Per ora non concorrono alla formazione del reddito se non superano la soglia di 258,23 euro (3mila per i lavoratori con figli a carico), mentre in caso contrario si pagano Irpef e contributi sull’intera somma. A generare il cortocircuito che sta mandando all’aria i conti di intere famiglie, accomunate dall’aver contratto un mutuo con la banca per cui lavorano, è una norma del Tuir, il Testo unico delle imposte sui redditi, modificata nel 1999 per agevolare i contribuenti in un periodo di tassi d’interesse negativi. Prima di quella data, infatti, per calcolare il risparmio conseguito dal lavoratore-mutuatario grazie allo sconto sul tasso d’interesse praticatogli a titolo di fringe benefit si prendeva a riferimento il tasso ufficiale (TUR) al momento della stipula del mutuo e l’ammontare della differenza tassabile era stabilito una volta per tutte. Per effetto di quella modifica, oggi invece il “delta” che concorre alla formazione del reddito varia al variare del tasso Bce: un indice che a fine luglio 2022 era fermo allo 0,5%, mentre oggi è arrivato al 4,25% dopo la stretta monetaria decisa a Francoforte per combattere l’inflazione. Senza contare gli ulteriori rialzi ventilati per settembre, come è emerso dai verbali dell’ultima riunione dell’istituto. I dipendenti-mutuatari perciò vedono crescere a dismisura la forbice sulla quale verrà applicata l’aliquota Irpef, senza aver avuto alcun beneficio.
“Ho un foglio Excel che aggiorno ogni volta che sento parlare in tv la Lagarde. Da quando ho saputo di questa norma ne ho fatto una malattia”, confessa Flavia Tognolo, una dipendente bancaria di Treviso. A poco è servito l’innalzamento della soglia di esenzione a 3mila euro, prevista dal decreto Aiuti quater e prorogata con il decreto Lavoro per tutto il 2023 solo per i lavoratori con figli a carico. “Se il tasso resta quello di oggi, quest’anno dovrò pagare 3mila euro. Ma in realtà è una roulette russa, non posso sapere in anticipo quanto devo accantonare. A quel punto dovrò licenziarmi o vendere la casa”.
Poniamo che una lavoratrice con un figlio a carico abbia un debito residuo di 200 mila euro da rimborsare con lo 0,60% di interessi (tasso fisso agevolato) in rate mensili da 700 euro. Se il tasso Bce attuale (4,25%) dovesse essere confermato a fine anno, il fringe benefit figurativo su base mensile equivarrebbe all’1,825% del debito residuo [(4,25% − 0,60%)/2], diviso dodici.
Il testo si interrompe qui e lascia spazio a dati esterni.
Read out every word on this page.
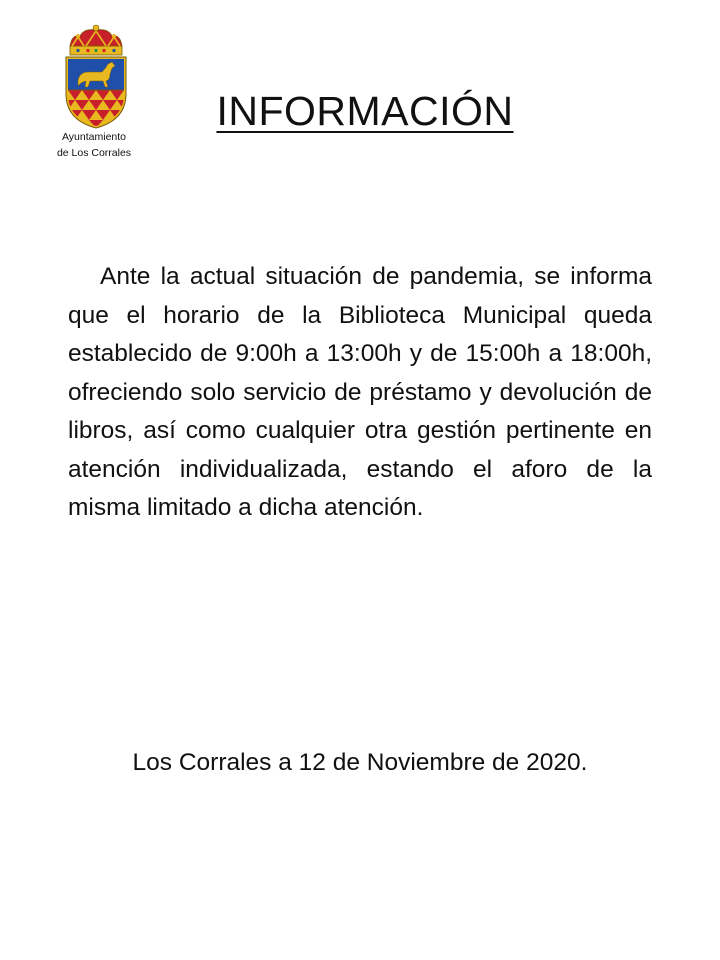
Ayuntamiento
de Los Corrales
INFORMACIÓN

Ante la actual situación de pandemia, se informa que el horario de la Biblioteca Municipal queda establecido de 9:00h a 13:00h y de 15:00h a 18:00h, ofreciendo solo servicio de préstamo y devolución de libros, así como cualquier otra gestión pertinente en atención individualizada, estando el aforo de la misma limitado a dicha atención.

Los Corrales a 12 de Noviembre de 2020.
Tenendo conto che ogni mese il capitale si riduce di 700 euro, a fine anno si ottiene un beneficio presunto di 3.579,73 €, da assoggettare a tassazione per intero perché supera la soglia di esenzione per i lavoratori con figli a carico (3mila euro). La conseguenza è un risiko che impatta su diverse voci della dichiarazione dei redditi.
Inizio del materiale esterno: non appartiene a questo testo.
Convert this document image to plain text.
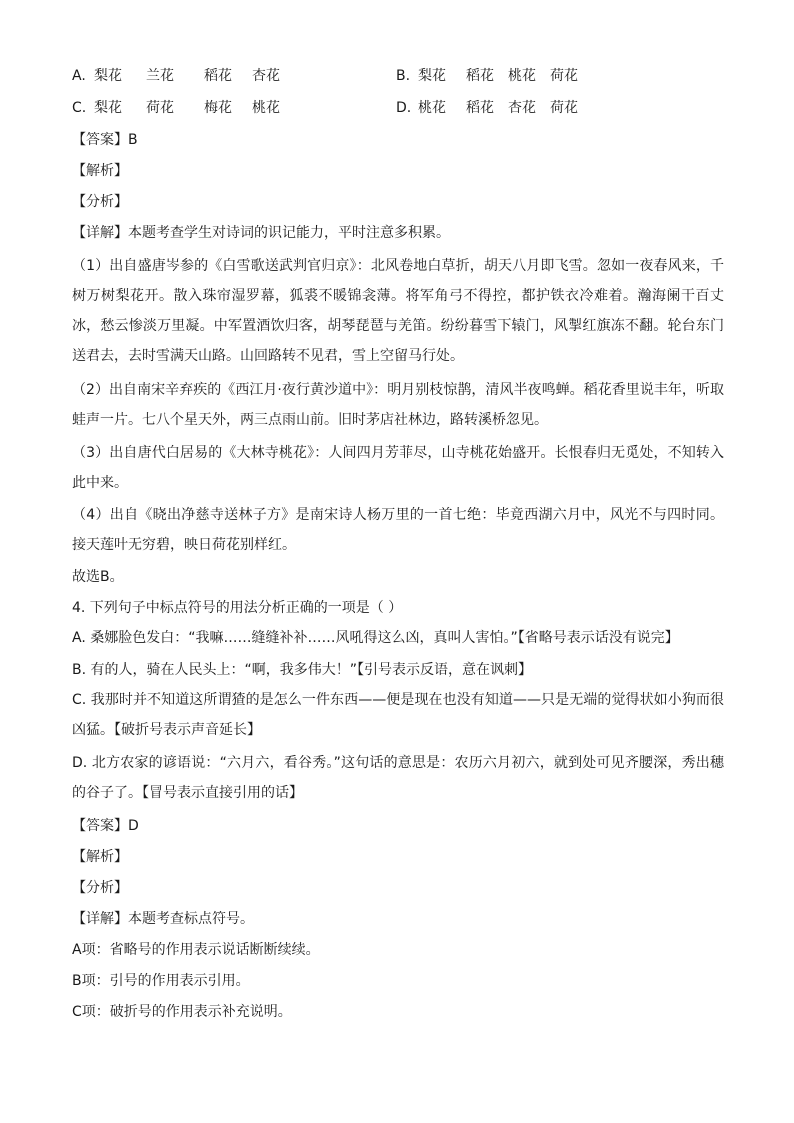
A. 梨花 兰花 稻花 杏花	B. 梨花 稻花 桃花 荷花
C. 梨花 荷花 梅花 桃花	D. 桃花 稻花 杏花 荷花
【答案】B
【解析】
【分析】
【详解】本题考查学生对诗词的识记能力，平时注意多积累。
（1）出自盛唐岑参的《白雪歌送武判官归京》：北风卷地白草折，胡天八月即飞雪。忽如一夜春风来，千树万树梨花开。散入珠帘湿罗幕，狐裘不暖锦衾薄。将军角弓不得控，都护铁衣冷难着。瀚海阑干百丈冰，愁云惨淡万里凝。中军置酒饮归客，胡琴琵琶与羌笛。纷纷暮雪下辕门，风掣红旗冻不翻。轮台东门送君去，去时雪满天山路。山回路转不见君，雪上空留马行处。
（2）出自南宋辛弃疾的《西江月·夜行黄沙道中》：明月别枝惊鹊，清风半夜鸣蝉。稻花香里说丰年，听取蛙声一片。七八个星天外，两三点雨山前。旧时茅店社林边，路转溪桥忽见。
（3）出自唐代白居易的《大林寺桃花》：人间四月芳菲尽，山寺桃花始盛开。长恨春归无觅处，不知转入此中来。
（4）出自《晓出净慈寺送林子方》是南宋诗人杨万里的一首七绝：毕竟西湖六月中，风光不与四时同。接天莲叶无穷碧，映日荷花别样红。
故选B。
4. 下列句子中标点符号的用法分析正确的一项是（ ）
A. 桑娜脸色发白：“我嘛……缝缝补补……风吼得这么凶，真叫人害怕。”【省略号表示话没有说完】
B. 有的人，骑在人民头上：“啊，我多伟大！”【引号表示反语，意在讽刺】
C. 我那时并不知道这所谓猹的是怎么一件东西——便是现在也没有知道——只是无端的觉得状如小狗而很凶猛。【破折号表示声音延长】
D. 北方农家的谚语说：“六月六，看谷秀。”这句话的意思是：农历六月初六，就到处可见齐腰深，秀出穗的谷子了。【冒号表示直接引用的话】
【答案】D
【解析】
【分析】
【详解】本题考查标点符号。
A项：省略号的作用表示说话断断续续。
B项：引号的作用表示引用。
C项：破折号的作用表示补充说明。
“I miei colleghi che per risparmiare hanno scelto il tasso variabile oggi stanno pagando il 3% d’interesse, certo, ma non pagano i fringe benefit o pagano pochissimo (perché la forbice tra tasso ufficiale e tasso applicato al mutuo è minima, ndr). Loro però gli interessi possono portarli in detrazione al 19%, mentre io ho le mani legate e da marzo sto pagando 150 euro al mese, fino a novembre”, spiega Adriana Ciminiello, dipendente di una filiale del Monte dei Paschi a Napoli. Mamma di due bambine piccole, ha acquistato la prima casa nel 2021 con un mutuo agevolato allo 0,48%, da restituire in trent’anni. “Per effetto di questo calcolo mi sono trovata un Cud più elevato quest’anno e avrò un Isee più alto. Questo significa che andrò a perdere i benefici sugli asili, sulla mensa scolastica delle gemelle e l’assegno unico, come se avessi maggiori guadagni”.
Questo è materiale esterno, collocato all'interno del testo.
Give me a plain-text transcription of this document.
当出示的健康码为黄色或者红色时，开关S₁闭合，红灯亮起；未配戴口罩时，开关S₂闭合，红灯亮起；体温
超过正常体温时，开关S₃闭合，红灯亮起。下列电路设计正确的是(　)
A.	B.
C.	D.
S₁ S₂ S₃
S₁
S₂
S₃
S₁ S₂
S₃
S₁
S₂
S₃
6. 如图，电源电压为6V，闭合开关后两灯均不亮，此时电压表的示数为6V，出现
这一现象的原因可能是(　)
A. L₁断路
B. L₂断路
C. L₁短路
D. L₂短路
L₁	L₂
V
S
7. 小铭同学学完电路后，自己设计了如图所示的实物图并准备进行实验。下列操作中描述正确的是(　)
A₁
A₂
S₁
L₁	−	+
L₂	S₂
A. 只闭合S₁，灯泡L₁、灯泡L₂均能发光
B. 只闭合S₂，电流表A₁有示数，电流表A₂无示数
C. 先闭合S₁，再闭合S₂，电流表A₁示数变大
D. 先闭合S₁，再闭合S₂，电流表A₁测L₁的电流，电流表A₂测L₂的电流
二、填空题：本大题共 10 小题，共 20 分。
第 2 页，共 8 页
Come il Montepaschi, anche altre banche hanno deciso di dilazionare le trattenute per non consegnare buste paga negative. Altre invece hanno trattenuto tutto e subito. “Io e molti altri non vedremo né lo stipendio di dicembre, né la tredicesima”, chiosa. Certamente non noccioline per chi, oltre a mantenere la famiglia, deve pagare rate di mutuo tra 700 e 1000 euro ogni mese. “Il nostro è un caso unico: per esempio gli sconti che la Fiat pratica ai dipendenti che acquistano un’auto non sono considerati fringe benefit, così come i mutui a tasso agevolato dei parlamentari”, spiega Emanuele, bancario di Acerra che ha estinto il debito appena prima che la norma iniziasse a creare problemi. Insieme ad Adriana ha lanciato una petizione che per ora ha raccolto 1.745 firme. “Pensiamo che questa norma sia incostituzionale, perché l’articolo 53 dice che la tassazione deve essere agganciata alla capacità contributiva. Nel nostro caso ci viene chiesto del denaro su somme virtuali, che non abbiamo mai visto”, dichiara Adriana. Per ora l’Agenzia delle Entrate ha rifiutato di interpretare la norma in maniera favorevole ai contribuenti, com’era nello spirito della modifica del 1999, mentre il dl Lavoro ha lasciato inalterata la disposizione “incriminata”. Il salasso intanto continua.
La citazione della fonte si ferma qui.